Es war die richtige Entscheidung gewesen nicht nachhause zu fahren, als ich es vorgehabt hatte. Stattdessen hatte ich im Auto gesessen und darauf gewartet, dass irgendein Anwohner die Polizei rief. Oder darauf, dass Cory und Erinna die Party früher verließen.

Und lange warten musste ich nicht.

Es waren vielleicht gerade einmal zehn Minuten vergangen, als die Polizei anrückte und ich war kurzerhand über den Zaun geklettert und hatte mich in den Umkleidekabinen versteckt. Aus zwei Gründen.

Erstens, von dort konnte ich genau beobachten, wie die meisten meiner Mitschüler über den Zaun kletterten, im Versuch zu entkommen.

Und Zweitens, hatte ich kurz zuvor gesehen, wie Cory über den Zaun geklettert war und Erinna zurückließ. Und sie lief völlig Kopflos zum Haupteingang, wo noch Polizisten standen und warteten.

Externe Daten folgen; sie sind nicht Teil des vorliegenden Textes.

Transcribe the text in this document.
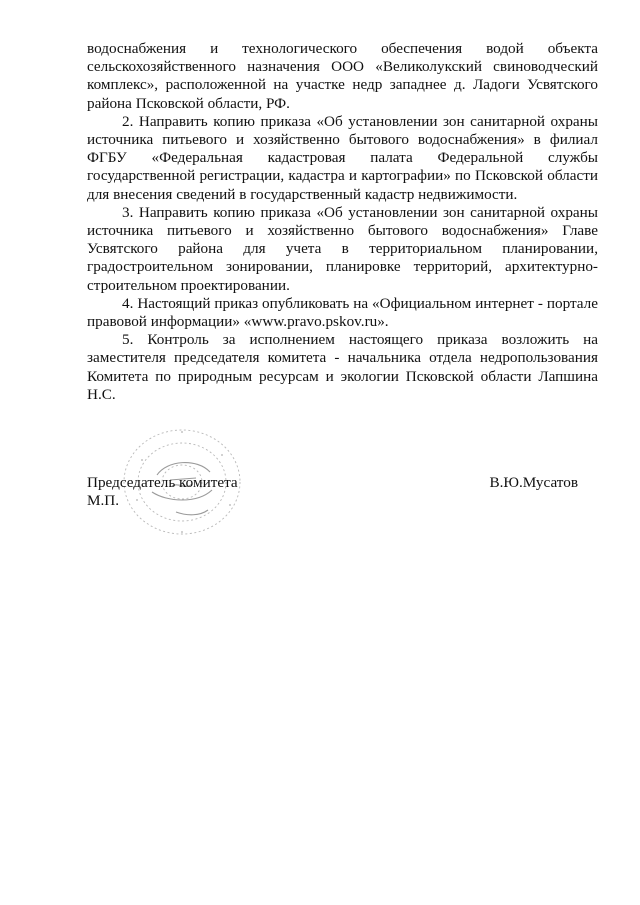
водоснабжения и технологического обеспечения водой объекта сельскохозяйственного назначения ООО «Великолукский свиноводческий комплекс», расположенной на участке недр западнее д. Ладоги Усвятского района Псковской области, РФ.

2. Направить копию приказа «Об установлении зон санитарной охраны источника питьевого и хозяйственно бытового водоснабжения» в филиал ФГБУ «Федеральная кадастровая палата Федеральной службы государственной регистрации, кадастра и картографии» по Псковской области для внесения сведений в государственный кадастр недвижимости.

3. Направить копию приказа «Об установлении зон санитарной охраны источника питьевого и хозяйственно бытового водоснабжения» Главе Усвятского района для учета в территориальном планировании, градостроительном зонировании, планировке территорий, архитектурно-строительном проектировании.

4. Настоящий приказ опубликовать на «Официальном интернет - портале правовой информации» «www.pravo.pskov.ru».

5. Контроль за исполнением настоящего приказа возложить на заместителя председателя комитета - начальника отдела недропользования Комитета по природным ресурсам и экологии Псковской области Лапшина Н.С.

Председатель комитета
М.П.
В.Ю.Мусатов
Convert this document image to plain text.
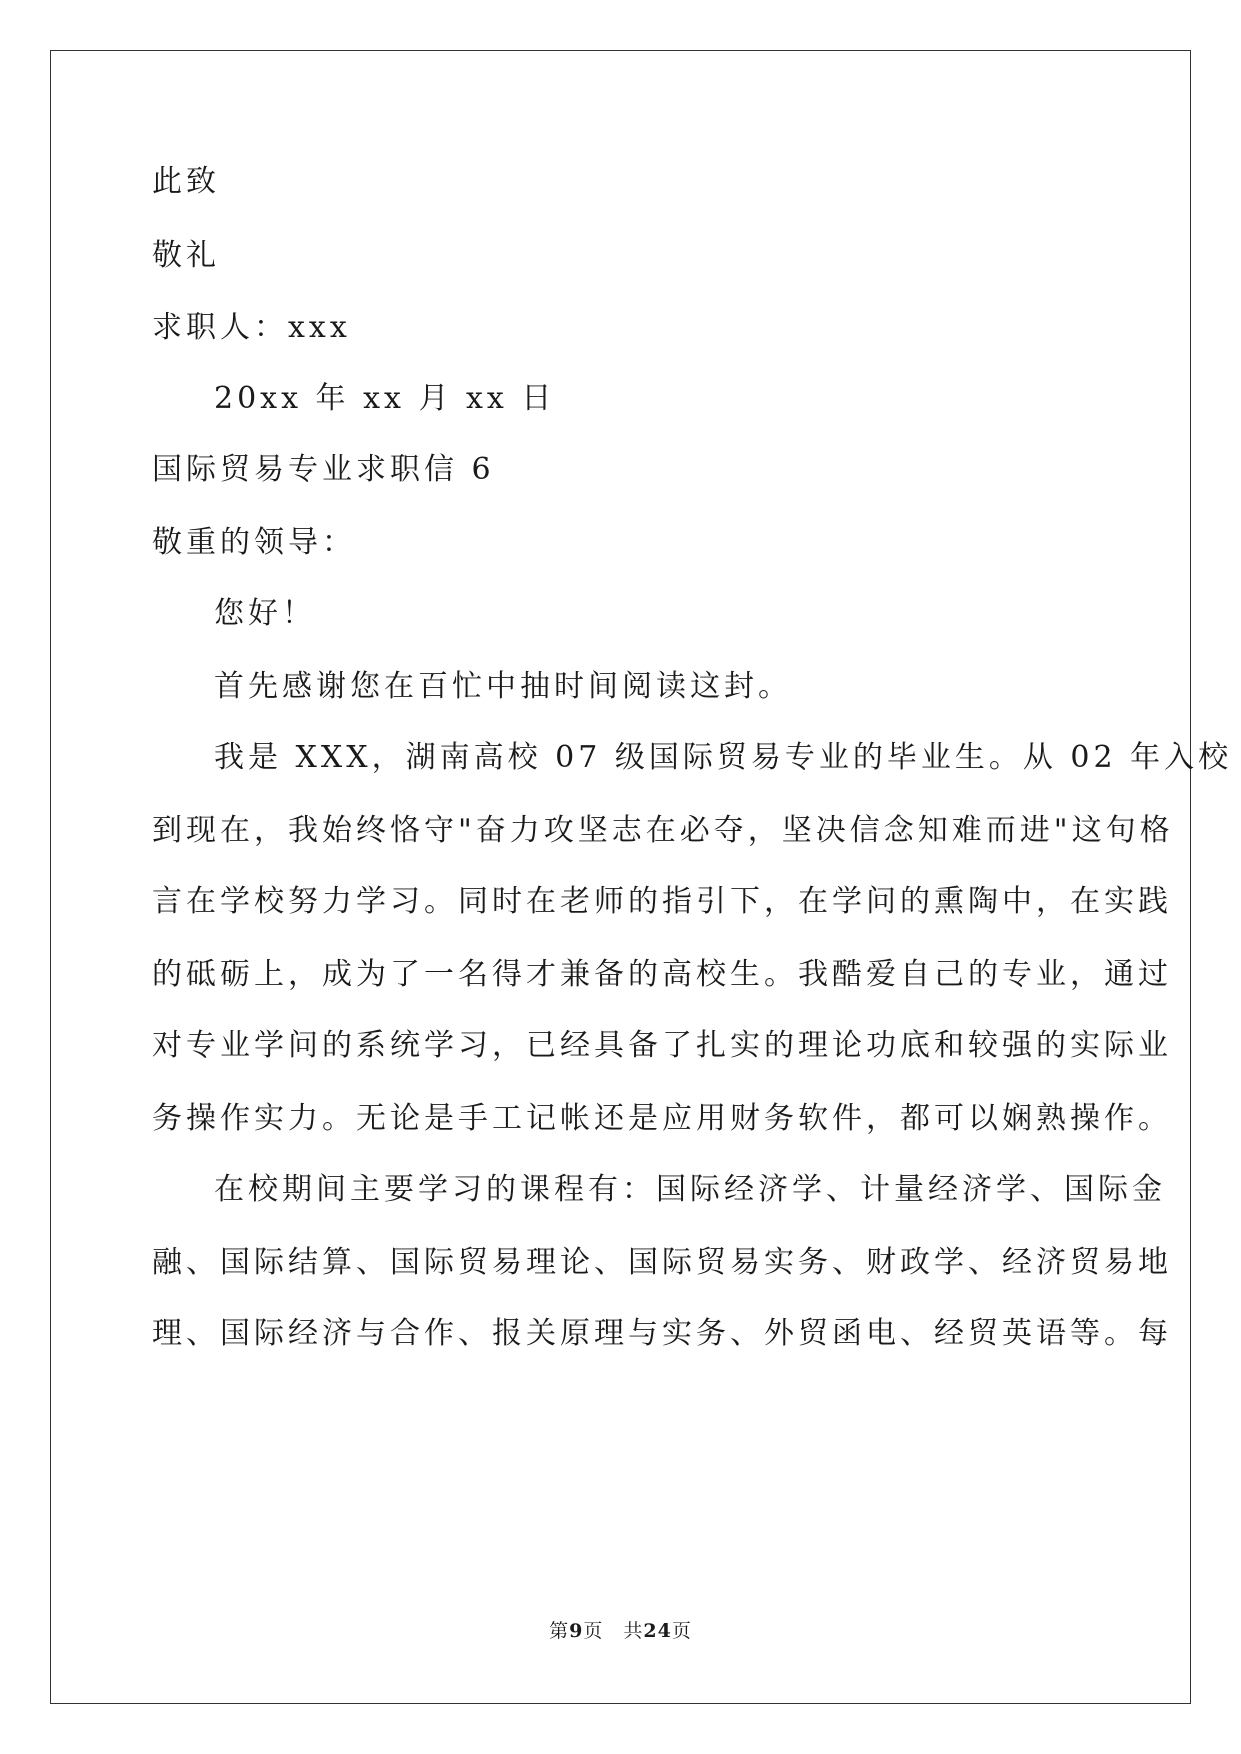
此致
敬礼
求职人：xxx
20xx 年 xx 月 xx 日
国际贸易专业求职信 6
敬重的领导：
您好！
首先感谢您在百忙中抽时间阅读这封。
我是 XXX，湖南高校 07 级国际贸易专业的毕业生。从 02 年入校
到现在，我始终恪守"奋力攻坚志在必夺，坚决信念知难而进"这句格
言在学校努力学习。同时在老师的指引下，在学问的熏陶中，在实践
的砥砺上，成为了一名得才兼备的高校生。我酷爱自己的专业，通过
对专业学问的系统学习，已经具备了扎实的理论功底和较强的实际业
务操作实力。无论是手工记帐还是应用财务软件，都可以娴熟操作。
在校期间主要学习的课程有：国际经济学、计量经济学、国际金
融、国际结算、国际贸易理论、国际贸易实务、财政学、经济贸易地
理、国际经济与合作、报关原理与实务、外贸函电、经贸英语等。每
第9页 共24页
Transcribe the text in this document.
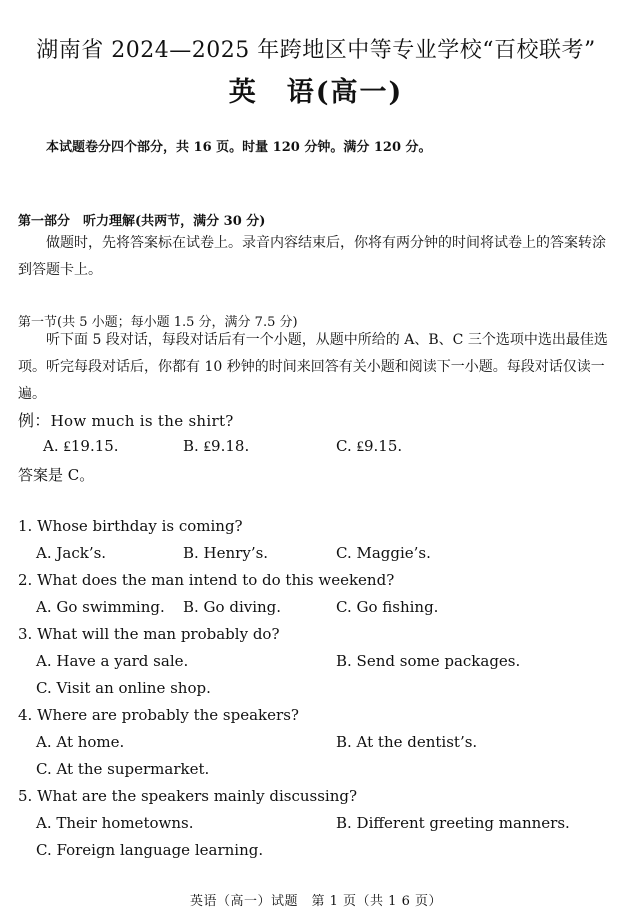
湖南省 2024—2025 年跨地区中等专业学校“百校联考”
英　语(高一)
本试题卷分四个部分，共 16 页。时量 120 分钟。满分 120 分。
第一部分　听力理解(共两节，满分 30 分)
做题时，先将答案标在试卷上。录音内容结束后，你将有两分钟的时间将试卷上的答案转涂到答题卡上。
第一节(共 5 小题；每小题 1.5 分，满分 7.5 分)
听下面 5 段对话，每段对话后有一个小题，从题中所给的 A、B、C 三个选项中选出最佳选项。听完每段对话后，你都有 10 秒钟的时间来回答有关小题和阅读下一小题。每段对话仅读一遍。
例：How much is the shirt?
A. ₤19.15.	B. ₤9.18.	C. ₤9.15.
答案是 C。
1. Whose birthday is coming?
A. Jack’s.	B. Henry’s.	C. Maggie’s.
2. What does the man intend to do this weekend?
A. Go swimming. B. Go diving.	C. Go fishing.
3. What will the man probably do?
A. Have a yard sale.	B. Send some packages.
C. Visit an online shop.
4. Where are probably the speakers?
A. At home.	B. At the dentist’s.
C. At the supermarket.
5. What are the speakers mainly discussing?
A. Their hometowns.	B. Different greeting manners.
C. Foreign language learning.
英语（高一）试题　第 1 页（共 1 6 页）
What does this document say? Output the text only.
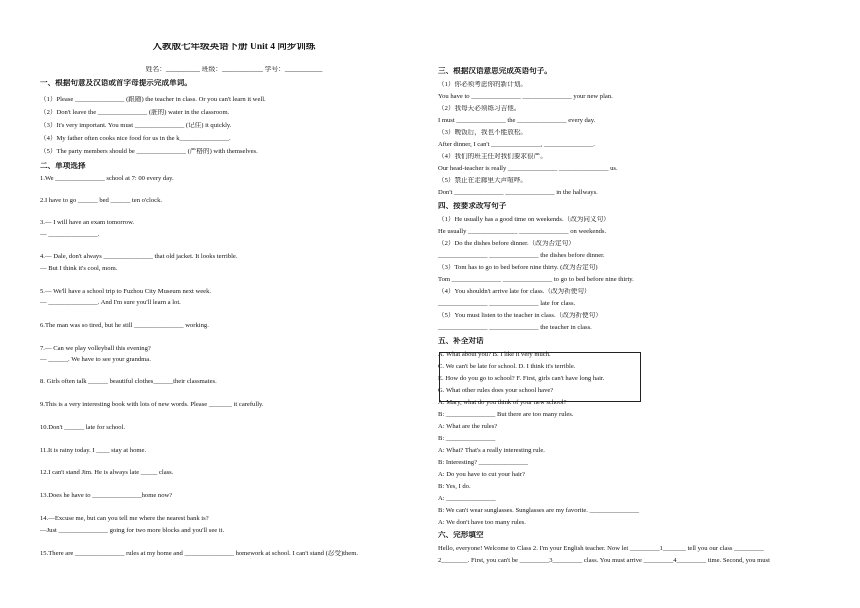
人教版七年级英语下册 Unit 4 同步训练
姓名：__________ 班级：____________ 学号：___________
一、根据句意及汉语或首字母提示完成单词。
（1）Please _______________ (跟随) the teacher in class. Or you can't learn it well.
（2）Don't leave the _______________ (脏的) water in the classroom.
（3）It's very important. You must _______________ (记住) it quickly.
（4）My father often cooks nice food for us in the k_______________.
（5）The party members should be _______________ (严格的) with themselves.
二、单项选择
1.We _______________ school at 7: 00 every day.
2.I have to go ______ bed ______ ten o'clock.
3.— I will have an exam tomorrow.
— _______________.
4.— Dale, don't always _______________ that old jacket. It looks terrible.
— But I think it's cool, mom.
5.— We'll have a school trip to Fuzhou City Museum next week.
— _______________. And I'm sure you'll learn a lot.
6.The man was so tired, but he still _______________ working.
7.— Can we play volleyball this evening?
— ______. We have to see your grandma.
8. Girls often talk ______ beautiful clothes______their classmates.
9.This is a very interesting book with lots of new words. Please _______ it carefully.
10.Don't ______ late for school.
11.It is rainy today. I ____ stay at home.
12.I can't stand Jim. He is always late _____ class.
13.Does he have to _______________home now?
14.—Excuse me, but can you tell me where the nearest bank is?
—Just _______________ going for two more blocks and you'll see it.
15.There are _______________ rules at my home and _______________ homework at school. I can't stand (忍受)them.
三、根据汉语意思完成英语句子。
（1）你必须考虑你的新计划。
You have to _______________ _______________ your new plan.
（2）我每天必须练习吉他。
I must _______________ the _______________ every day.
（3）晚饭后，我也不能放松。
After dinner, I can't _______________, _______________.
（4）我们的班主任对我们要求很严。
Our head-teacher is really _______________ _______________ us.
（5）禁止在走廊里大声喧哗。
Don't _______________ _______________ in the hallways.
四、按要求改写句子
（1）He usually has a good time on weekends.（改为同义句）
He usually _______________ _______________ on weekends.
（2）Do the dishes before dinner.（改为否定句）
_______________ _______________ the dishes before dinner.
（3）Tom has to go to bed before nine thirty. (改为否定句)
Tom _______________ _______________ to go to bed before nine thirty.
（4）You shouldn't arrive late for class.（改为祈使句）
_______________ _______________ late for class.
（5）You must listen to the teacher in class.（改为祈使句）
_______________ _______________ the teacher in class.
五、补全对话
A. What about you? B. I like it very much.
C. We can't be late for school. D. I think it's terrible.
E. How do you go to school? F. First, girls can't have long hair.
G. What other rules does your school have?
A: Mary, what do you think of your new school?
B: _______________ But there are too many rules.
A: What are the rules?
B: _______________
A: What? That's a really interesting rule.
B: Interesting? _______________
A: Do you have to cut your hair?
B: Yes, I do.
A: _______________
B: We can't wear sunglasses. Sunglasses are my favorite. _______________
A: We don't have too many rules.
六、完形填空
Hello, everyone! Welcome to Class 2. I'm your English teacher. Now let _________1_______ tell you our class _________
2________. First, you can't be _________3_________ class. You must arrive _________4_________ time. Second, you must
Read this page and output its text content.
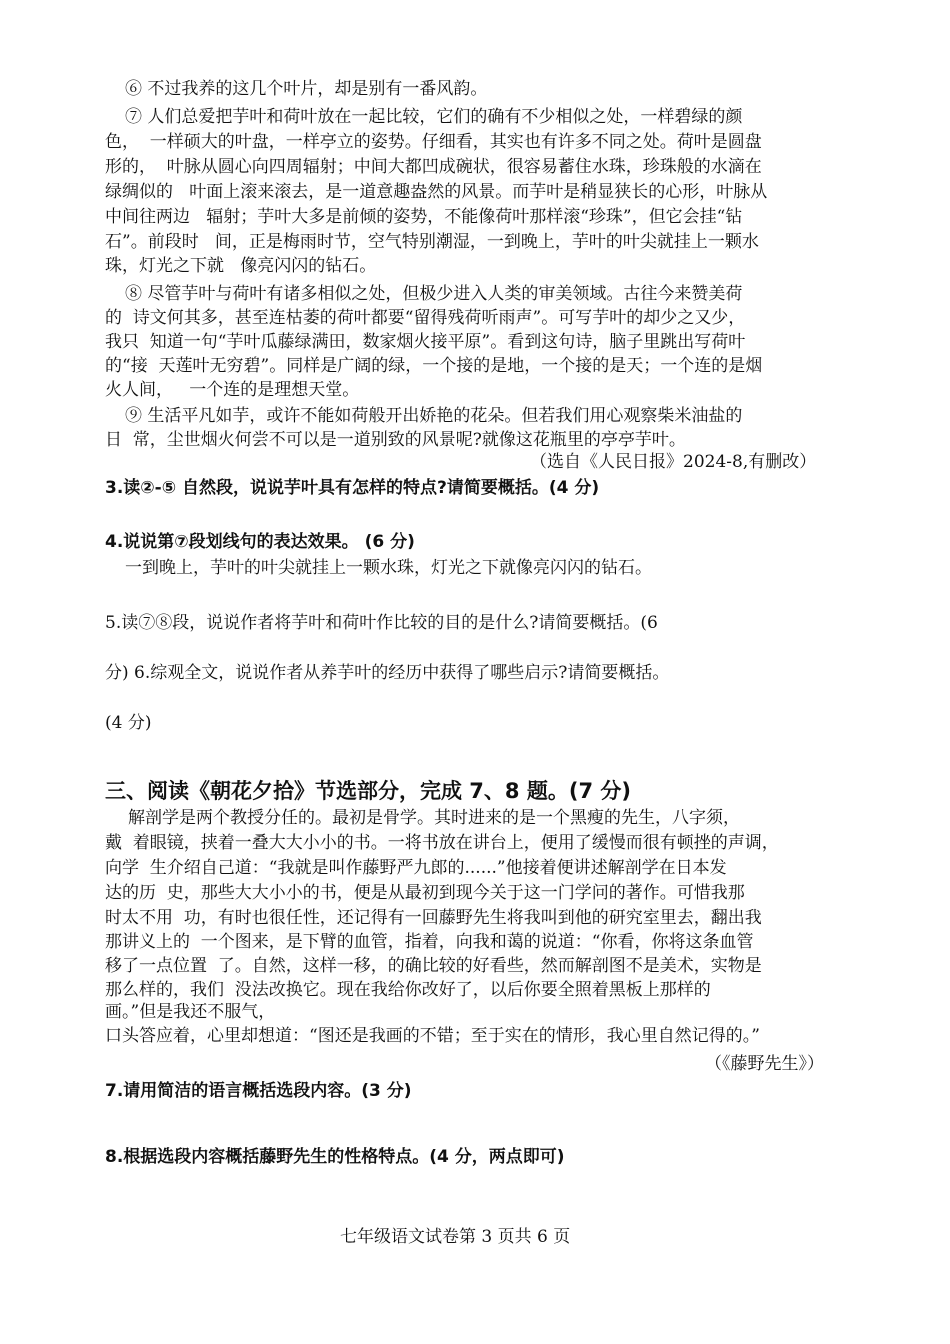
⑥ 不过我养的这几个叶片，却是别有一番风韵。
⑦ 人们总爱把芋叶和荷叶放在一起比较，它们的确有不少相似之处，一样碧绿的颜
色，  一样硕大的叶盘，一样亭立的姿势。仔细看，其实也有许多不同之处。荷叶是圆盘
形的，  叶脉从圆心向四周辐射；中间大都凹成碗状，很容易蓄住水珠，珍珠般的水滴在
绿绸似的   叶面上滚来滚去，是一道意趣盎然的风景。而芋叶是稍显狭长的心形，叶脉从
中间往两边   辐射；芋叶大多是前倾的姿势，不能像荷叶那样滚“珍珠”，但它会挂“钻
石”。前段时   间，正是梅雨时节，空气特别潮湿，一到晚上，芋叶的叶尖就挂上一颗水
珠，灯光之下就   像亮闪闪的钻石。
⑧ 尽管芋叶与荷叶有诸多相似之处，但极少进入人类的审美领域。古往今来赞美荷
的  诗文何其多，甚至连枯萎的荷叶都要“留得残荷听雨声”。可写芋叶的却少之又少，
我只  知道一句“芋叶瓜藤绿满田，数家烟火接平原”。看到这句诗，脑子里跳出写荷叶
的“接  天莲叶无穷碧”。同样是广阔的绿，一个接的是地，一个接的是天；一个连的是烟
火人间，   一个连的是理想天堂。
⑨ 生活平凡如芋，或许不能如荷般开出娇艳的花朵。但若我们用心观察柴米油盐的
日  常，尘世烟火何尝不可以是一道别致的风景呢?就像这花瓶里的亭亭芋叶。
（选自《人民日报》2024-8,有删改）
3.读②-⑤ 自然段，说说芋叶具有怎样的特点?请简要概括。(4 分)
4.说说第⑦段划线句的表达效果。 (6 分)
一到晚上，芋叶的叶尖就挂上一颗水珠，灯光之下就像亮闪闪的钻石。
5.读⑦⑧段，说说作者将芋叶和荷叶作比较的目的是什么?请简要概括。(6
分) 6.综观全文，说说作者从养芋叶的经历中获得了哪些启示?请简要概括。
(4 分)
三、阅读《朝花夕拾》节选部分，完成 7、8 题。(7 分)
解剖学是两个教授分任的。最初是骨学。其时进来的是一个黑瘦的先生，八字须，
戴  着眼镜，挟着一叠大大小小的书。一将书放在讲台上，便用了缓慢而很有顿挫的声调，
向学  生介绍自己道：“我就是叫作藤野严九郎的......”他接着便讲述解剖学在日本发
达的历  史，那些大大小小的书，便是从最初到现今关于这一门学问的著作。可惜我那
时太不用  功，有时也很任性，还记得有一回藤野先生将我叫到他的研究室里去，翻出我
那讲义上的  一个图来，是下臂的血管，指着，向我和蔼的说道：“你看，你将这条血管
移了一点位置  了。自然，这样一移，的确比较的好看些，然而解剖图不是美术，实物是
那么样的，我们  没法改换它。现在我给你改好了，以后你要全照着黑板上那样的
画。”但是我还不服气，
口头答应着，心里却想道：“图还是我画的不错；至于实在的情形，我心里自然记得的。”
（《藤野先生》）
7.请用简洁的语言概括选段内容。(3 分)
8.根据选段内容概括藤野先生的性格特点。(4 分，两点即可)
七年级语文试卷第 3 页共 6 页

Wäre ich nicht gewesen, hätte man sie definitiv geschnappt, oder sie hätte – wenn man sie nicht erwischt hätte – sich irgendwo in der Nähe des Freibades versteckt und hätte keine Ahnung gehabt, wie sie dort wegkommen sollte.

Gedankenverloren schüttelte ich den Kopf und ließ mich in mein Bett fallen.

Wie konnte Cory sie einfach zurück lassen? Er hätte vor dem Freibad irgendwo warten müssen, um sie nachhause zu fahren. Er hatte sich nicht einmal vergewissert, dass sie hinter ihm war.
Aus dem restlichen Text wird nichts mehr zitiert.